I know this is an old question, but if you or anyone else is still wondering, it seems to me that there is no cultural reference to this phrase. The reasoning for teaching such puzzling sentences can be found in Duolingo's about page:
"Along with commonly used phrases like '¿Dónde está el baño?' (Where is the bathroom?), Duolingo learners also encounter sentences like 'Tu oso bebe cerveza' (Your bear drinks beer).
Why the quirky sentences? They're memorable and more fun to learn. Our unexpected content also pushes learners to think carefully about the language they're learning."

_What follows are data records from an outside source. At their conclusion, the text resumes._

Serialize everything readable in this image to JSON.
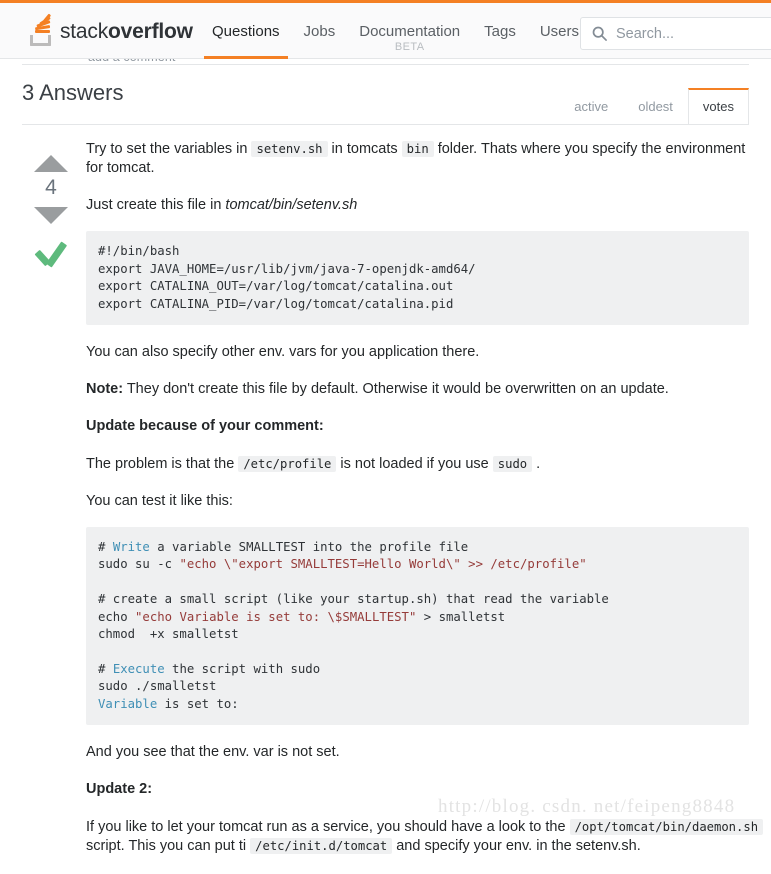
{
  "header": {
    "logo_text_light": "stack",
    "logo_text_bold": "overflow",
    "nav": [
      {
        "label": "Questions",
        "active": true,
        "beta": ""
      },
      {
        "label": "Jobs",
        "active": false,
        "beta": ""
      },
      {
        "label": "Documentation",
        "active": false,
        "beta": "BETA"
      },
      {
        "label": "Tags",
        "active": false,
        "beta": ""
      },
      {
        "label": "Users",
        "active": false,
        "beta": ""
      }
    ],
    "search": {
      "placeholder": "Search...",
      "value": ""
    },
    "accent_color": "#f48024"
  },
  "background_text": {
    "add_comment": "add a comment"
  },
  "answers": {
    "title": "3 Answers",
    "sort_tabs": [
      {
        "label": "active",
        "selected": false
      },
      {
        "label": "oldest",
        "selected": false
      },
      {
        "label": "votes",
        "selected": true
      }
    ]
  },
  "answer": {
    "vote_count": "4",
    "accepted": true,
    "p1": {
      "a": "Try to set the variables in ",
      "code1": "setenv.sh",
      "b": " in tomcats ",
      "code2": "bin",
      "c": " folder. Thats where you specify the environment for tomcat."
    },
    "p2": {
      "a": "Just create this file in ",
      "em": "tomcat/bin/setenv.sh"
    },
    "code_block_1": "#!/bin/bash\nexport JAVA_HOME=/usr/lib/jvm/java-7-openjdk-amd64/\nexport CATALINA_OUT=/var/log/tomcat/catalina.out\nexport CATALINA_PID=/var/log/tomcat/catalina.pid",
    "p3": "You can also specify other env. vars for you application there.",
    "p4": {
      "strong": "Note:",
      "rest": " They don't create this file by default. Otherwise it would be overwritten on an update."
    },
    "h_update1": "Update because of your comment:",
    "p5": {
      "a": "The problem is that the ",
      "code1": "/etc/profile",
      "b": " is not loaded if you use ",
      "code2": "sudo",
      "c": " ."
    },
    "p6": "You can test it like this:",
    "code_block_2_lines": [
      {
        "parts": [
          {
            "t": "# ",
            "c": ""
          },
          {
            "t": "Write",
            "c": "tok-comment-kw"
          },
          {
            "t": " a variable SMALLTEST into the profile file",
            "c": ""
          }
        ]
      },
      {
        "parts": [
          {
            "t": "sudo su -c ",
            "c": ""
          },
          {
            "t": "\"echo \\\"export SMALLTEST=Hello World\\\" >> /etc/profile\"",
            "c": "tok-string"
          }
        ]
      },
      {
        "parts": [
          {
            "t": "",
            "c": ""
          }
        ]
      },
      {
        "parts": [
          {
            "t": "# create a small script (like your startup.sh) that read the variable",
            "c": ""
          }
        ]
      },
      {
        "parts": [
          {
            "t": "echo ",
            "c": ""
          },
          {
            "t": "\"echo Variable is set to: \\$SMALLTEST\"",
            "c": "tok-string"
          },
          {
            "t": " > smalletst",
            "c": ""
          }
        ]
      },
      {
        "parts": [
          {
            "t": "chmod  +x smalletst",
            "c": ""
          }
        ]
      },
      {
        "parts": [
          {
            "t": "",
            "c": ""
          }
        ]
      },
      {
        "parts": [
          {
            "t": "# ",
            "c": ""
          },
          {
            "t": "Execute",
            "c": "tok-comment-kw"
          },
          {
            "t": " the script with sudo",
            "c": ""
          }
        ]
      },
      {
        "parts": [
          {
            "t": "sudo ./smalletst",
            "c": ""
          }
        ]
      },
      {
        "parts": [
          {
            "t": "Variable",
            "c": "tok-var"
          },
          {
            "t": " is set to:",
            "c": ""
          }
        ]
      }
    ],
    "p7": "And you see that the env. var is not set.",
    "h_update2": "Update 2:",
    "p8": {
      "a": "If you like to let your tomcat run as a service, you should have a look to the ",
      "code1": "/opt/tomcat/bin/daemon.sh",
      "b": " script. This you can put ti ",
      "code2": "/etc/init.d/tomcat",
      "c": " and specify your env. in the setenv.sh."
    }
  },
  "watermark": "http://blog. csdn. net/feipeng8848"
}
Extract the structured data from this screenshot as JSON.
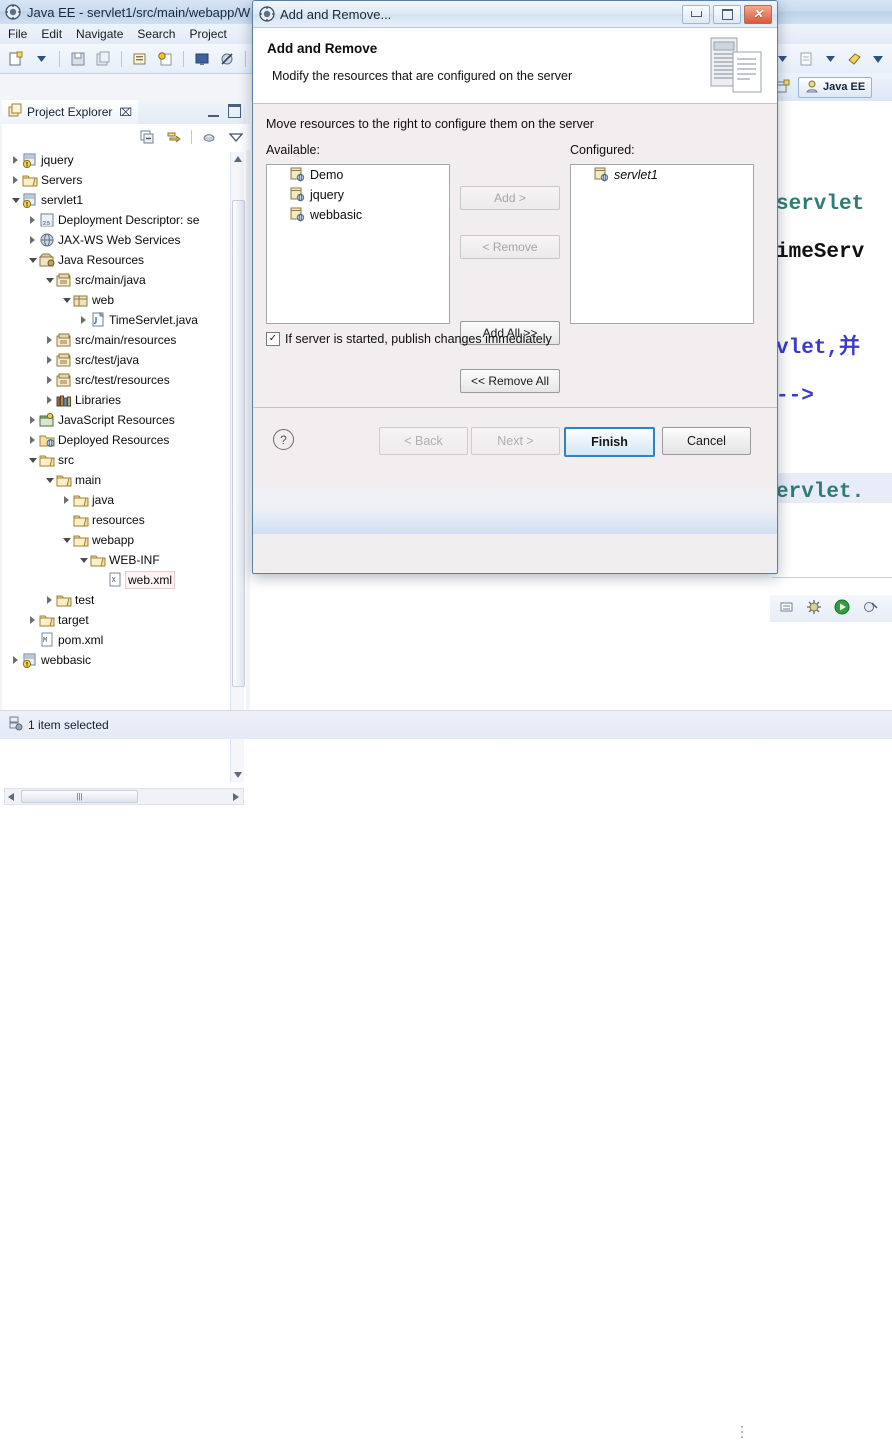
{
  "ide": {
    "title": "Java EE - servlet1/src/main/webapp/W",
    "app_icon": "eclipse-icon",
    "menu": [
      "File",
      "Edit",
      "Navigate",
      "Search",
      "Project"
    ],
    "perspective": {
      "label": "Java EE",
      "icon": "java-ee-perspective-icon"
    },
    "status": {
      "icon": "selection-icon",
      "text": "1 item selected"
    }
  },
  "explorer": {
    "tab_label": "Project Explorer",
    "tab_close": "⌧",
    "toolbar_icons": [
      "collapse-all-icon",
      "link-with-editor-icon",
      "view-menu-focus-icon",
      "view-menu-icon"
    ],
    "tree": [
      {
        "label": "jquery",
        "indent": 0,
        "state": "collapsed",
        "icon": "java-project-warning-icon"
      },
      {
        "label": "Servers",
        "indent": 0,
        "state": "collapsed",
        "icon": "folder-open-icon"
      },
      {
        "label": "servlet1",
        "indent": 0,
        "state": "expanded",
        "icon": "java-project-warning-icon"
      },
      {
        "label": "Deployment Descriptor: se",
        "indent": 1,
        "state": "collapsed",
        "icon": "deployment-descriptor-icon"
      },
      {
        "label": "JAX-WS Web Services",
        "indent": 1,
        "state": "collapsed",
        "icon": "jaxws-icon"
      },
      {
        "label": "Java Resources",
        "indent": 1,
        "state": "expanded",
        "icon": "java-resources-icon"
      },
      {
        "label": "src/main/java",
        "indent": 2,
        "state": "expanded",
        "icon": "source-folder-icon"
      },
      {
        "label": "web",
        "indent": 3,
        "state": "expanded",
        "icon": "package-icon"
      },
      {
        "label": "TimeServlet.java",
        "indent": 4,
        "state": "collapsed",
        "icon": "java-file-icon"
      },
      {
        "label": "src/main/resources",
        "indent": 2,
        "state": "collapsed",
        "icon": "source-folder-icon"
      },
      {
        "label": "src/test/java",
        "indent": 2,
        "state": "collapsed",
        "icon": "source-folder-icon"
      },
      {
        "label": "src/test/resources",
        "indent": 2,
        "state": "collapsed",
        "icon": "source-folder-icon"
      },
      {
        "label": "Libraries",
        "indent": 2,
        "state": "collapsed",
        "icon": "libraries-icon"
      },
      {
        "label": "JavaScript Resources",
        "indent": 1,
        "state": "collapsed",
        "icon": "javascript-resources-icon"
      },
      {
        "label": "Deployed Resources",
        "indent": 1,
        "state": "collapsed",
        "icon": "deployed-resources-icon"
      },
      {
        "label": "src",
        "indent": 1,
        "state": "expanded",
        "icon": "folder-icon"
      },
      {
        "label": "main",
        "indent": 2,
        "state": "expanded",
        "icon": "folder-icon"
      },
      {
        "label": "java",
        "indent": 3,
        "state": "collapsed",
        "icon": "folder-icon"
      },
      {
        "label": "resources",
        "indent": 3,
        "state": "leaf",
        "icon": "folder-icon"
      },
      {
        "label": "webapp",
        "indent": 3,
        "state": "expanded",
        "icon": "folder-icon"
      },
      {
        "label": "WEB-INF",
        "indent": 4,
        "state": "expanded",
        "icon": "folder-icon"
      },
      {
        "label": "web.xml",
        "indent": 5,
        "state": "leaf",
        "icon": "xml-file-icon",
        "selected": true
      },
      {
        "label": "test",
        "indent": 2,
        "state": "collapsed",
        "icon": "folder-icon"
      },
      {
        "label": "target",
        "indent": 1,
        "state": "collapsed",
        "icon": "folder-icon"
      },
      {
        "label": "pom.xml",
        "indent": 1,
        "state": "leaf",
        "icon": "maven-pom-icon"
      },
      {
        "label": "webbasic",
        "indent": 0,
        "state": "collapsed",
        "icon": "java-project-warning-icon"
      }
    ]
  },
  "editor": {
    "code_lines": [
      {
        "text": "servlet",
        "color": "teal"
      },
      {
        "text": "imeServ",
        "color": "dark"
      },
      {
        "text": "",
        "color": "dark"
      },
      {
        "text": "vlet,并",
        "color": "blue"
      },
      {
        "text": "-->",
        "color": "blue"
      },
      {
        "text": "",
        "color": "dark"
      },
      {
        "text": "ervlet.",
        "color": "teal"
      }
    ],
    "servers_toolbar_icons": [
      "properties-icon",
      "debug-icon",
      "start-icon",
      "profile-icon",
      "stop-icon"
    ]
  },
  "dialog": {
    "titlebar": {
      "icon": "eclipse-icon",
      "title": "Add and Remove...",
      "minimize": "minimize-button",
      "maximize": "maximize-button",
      "close": "close-button",
      "close_glyph": "✕"
    },
    "header": {
      "title": "Add and Remove",
      "subtitle": "Modify the resources that are configured on the server",
      "banner_icon": "server-resources-banner-icon"
    },
    "intro": "Move resources to the right to configure them on the server",
    "available": {
      "label": "Available:",
      "items": [
        {
          "name": "Demo",
          "icon": "web-module-icon"
        },
        {
          "name": "jquery",
          "icon": "web-module-icon"
        },
        {
          "name": "webbasic",
          "icon": "web-module-icon"
        }
      ]
    },
    "configured": {
      "label": "Configured:",
      "items": [
        {
          "name": "servlet1",
          "icon": "web-module-icon",
          "italic": true
        }
      ]
    },
    "transfer_buttons": [
      {
        "label": "Add >",
        "enabled": false,
        "name": "add-button"
      },
      {
        "label": "< Remove",
        "enabled": false,
        "name": "remove-button"
      },
      {
        "label": "Add All >>",
        "enabled": true,
        "name": "add-all-button"
      },
      {
        "label": "<< Remove All",
        "enabled": true,
        "name": "remove-all-button"
      }
    ],
    "publish_checkbox": {
      "label": "If server is started, publish changes immediately",
      "checked": true,
      "glyph": "✓"
    },
    "footer": {
      "help": "?",
      "back": {
        "label": "< Back",
        "enabled": false
      },
      "next": {
        "label": "Next >",
        "enabled": false
      },
      "finish": {
        "label": "Finish",
        "enabled": true,
        "default": true
      },
      "cancel": {
        "label": "Cancel",
        "enabled": true
      }
    }
  },
  "colors": {
    "accent": "#2f84c8",
    "titlebar": "#d2e1f1",
    "dialog_bg": "#f2eeef",
    "close_button": "#d9583a",
    "code_teal": "#2e7d74",
    "code_blue": "#3b3bc9"
  }
}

I like this idea in general, but I do think it has its issues because you end up with situations where you don't know if a lesson is making a cultural reference or not. (For example in the Swedish course, you will encounter "Män som hatar kvinnor" which means "Men who hate women." At first it just seems like a random sentence, but it is actually a reference to the book "The Girl with the Dragon Tattoo" whose original title in Swedish is "Män som hatar kvinnor")
I agree with you. Given there is none, we see the weakness of the Duolingo approach of decontextualised language. In the real world, meaningful context and expression make a lot more sense. Otherwise, we strain to grasp the meaning in the meaningless. That said, real language presupposes intention. All to say, one is still left wondering what the person who wrote the sentence really wanted to say. Why on earth would you say such a thing! Unfortunately, given all the negative propaganda we in the West are exposed to about Russia, the sentence can be understood to add to it. Perhaps, someone is poking fun at us:-) в словах кровь
I think you're overthinking it. This question was there before events like Bataclan made it seem ghoulishly topical. As far as I'm concerned, purely a language exercise. Perhaps the question setter was a bit bored, and went for something a little out of the ordinary, but I'm sure any resemblance to real events is completely coincidental. Probably just looking for an "easy" word we'd already been taught - even though it did throw a few people off track, because it's not a word you'd really expect in this context.
If you read the "Tips and Notes," you can easily guess that the lesson designers want us to see the word кровь this way, first, and then in its non-standard prepositional form крови. It says that there are very few feminine nouns that do this, so the choices for nouns to use are limited, especially when the designer wants to use a short word for us newbs.